Dan has already put in garlic and green onions, and mulched the asparagus/rhubarb stand, and probably done some other things I haven’t noticed. And we planted two more apple trees down in the orchard…the most optimistic thing men of our years (67 and 50) could possibly do, especially since none of the trees in our four-year-old (or is it three?) orchard are yet ready to bear fruit. That’s not the point, nor do we really know what we’ll do with all the fruit they do bear, should that actually happen.
Today, then, anticipating this evening’s rain, we planted three rows of red potatoes. They will go in the pressure cooker with the greasy beans, and, then, will last as far into the winter as we can manage to keep them from rotting. Still, three rows is overkill.
And I’m sure my back will have its say in the morning. Planting potatoes involves doing these things: putting the new cultivator on the back of the tractor and running it across the soil; bringing the ’tiller down from the barn, and running it across the soil four or five times; bringing the hand plow down from the barn, after we change the blade on it, which involved going back to the house to get the grinder so we could take the bolt off the smaller blade, and using it to cut a straight line across the garden.

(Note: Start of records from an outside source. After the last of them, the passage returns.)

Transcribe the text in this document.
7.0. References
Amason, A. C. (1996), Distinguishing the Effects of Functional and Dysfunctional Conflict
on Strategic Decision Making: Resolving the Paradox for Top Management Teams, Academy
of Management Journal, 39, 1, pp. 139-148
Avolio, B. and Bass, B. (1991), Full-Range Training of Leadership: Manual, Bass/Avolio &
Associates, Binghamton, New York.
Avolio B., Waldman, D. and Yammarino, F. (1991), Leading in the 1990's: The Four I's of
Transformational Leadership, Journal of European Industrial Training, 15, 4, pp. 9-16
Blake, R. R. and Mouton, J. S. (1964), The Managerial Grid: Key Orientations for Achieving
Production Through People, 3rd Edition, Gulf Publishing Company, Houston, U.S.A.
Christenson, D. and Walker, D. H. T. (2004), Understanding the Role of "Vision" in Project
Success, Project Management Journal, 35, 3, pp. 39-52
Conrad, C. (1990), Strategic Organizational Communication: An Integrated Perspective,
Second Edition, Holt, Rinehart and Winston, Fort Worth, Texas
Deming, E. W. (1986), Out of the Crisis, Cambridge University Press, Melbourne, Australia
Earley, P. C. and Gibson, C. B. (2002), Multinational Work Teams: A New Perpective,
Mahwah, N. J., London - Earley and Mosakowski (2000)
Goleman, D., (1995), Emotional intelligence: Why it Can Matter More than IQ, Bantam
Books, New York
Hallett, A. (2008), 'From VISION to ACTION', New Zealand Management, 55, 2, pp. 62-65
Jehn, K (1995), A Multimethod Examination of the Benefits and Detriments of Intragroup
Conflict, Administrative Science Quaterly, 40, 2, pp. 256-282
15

That part took several passes, because I am inexpert in these arts, and my father-in-law insists upon straight lines. As do I, though I tend to be more lenient when physical labor is involved. Then one tosses pre-cut potatoes (bigger than you’d cut for stew, one eye to each fragment) into the ditch you’ve cut with the hand plow, following behind with some 10-10-10 fertilizer (we aspire to being organic, but mean to eat, and the soil is not yet repaired to the point where we can avoid commercial fertilizers entirely), and then hoeing dirt over the whole mess.
It’s also a bit of an experiment. The top row we covered only in dirt; the middle row we covered in leaves and then hoed dirt and leaves together into a mound; the third row, we simply covered in dry leaves. They may all work equally well, or not. We’ll see.
And then we put all our tools away, except whichever one we forgot down in the garden, and headed off for cool drinks. A pineapple milkshake, in my case, since I just came back from the big city with a car full of frothy beverages which won’t be suitable to drink until at least tonight.
That’s it.
Gratuitous musical footnote: Because Al Moss tells me I should, I’ve been carrying the Band Of Heathens CD in the truck. I remembered it was there today, and gave it another try. Al has astonishingly good taste for somebody who’s been a paid promoter of music all these years, and generally I have learned to trust him. BOH seem like they’d be good on the radio, but I’m still not convinced I want to play them at home for my friends, if that makes any sense. But we’ll leave the disc in place until Maggie makes me put Lucinda Williams back in.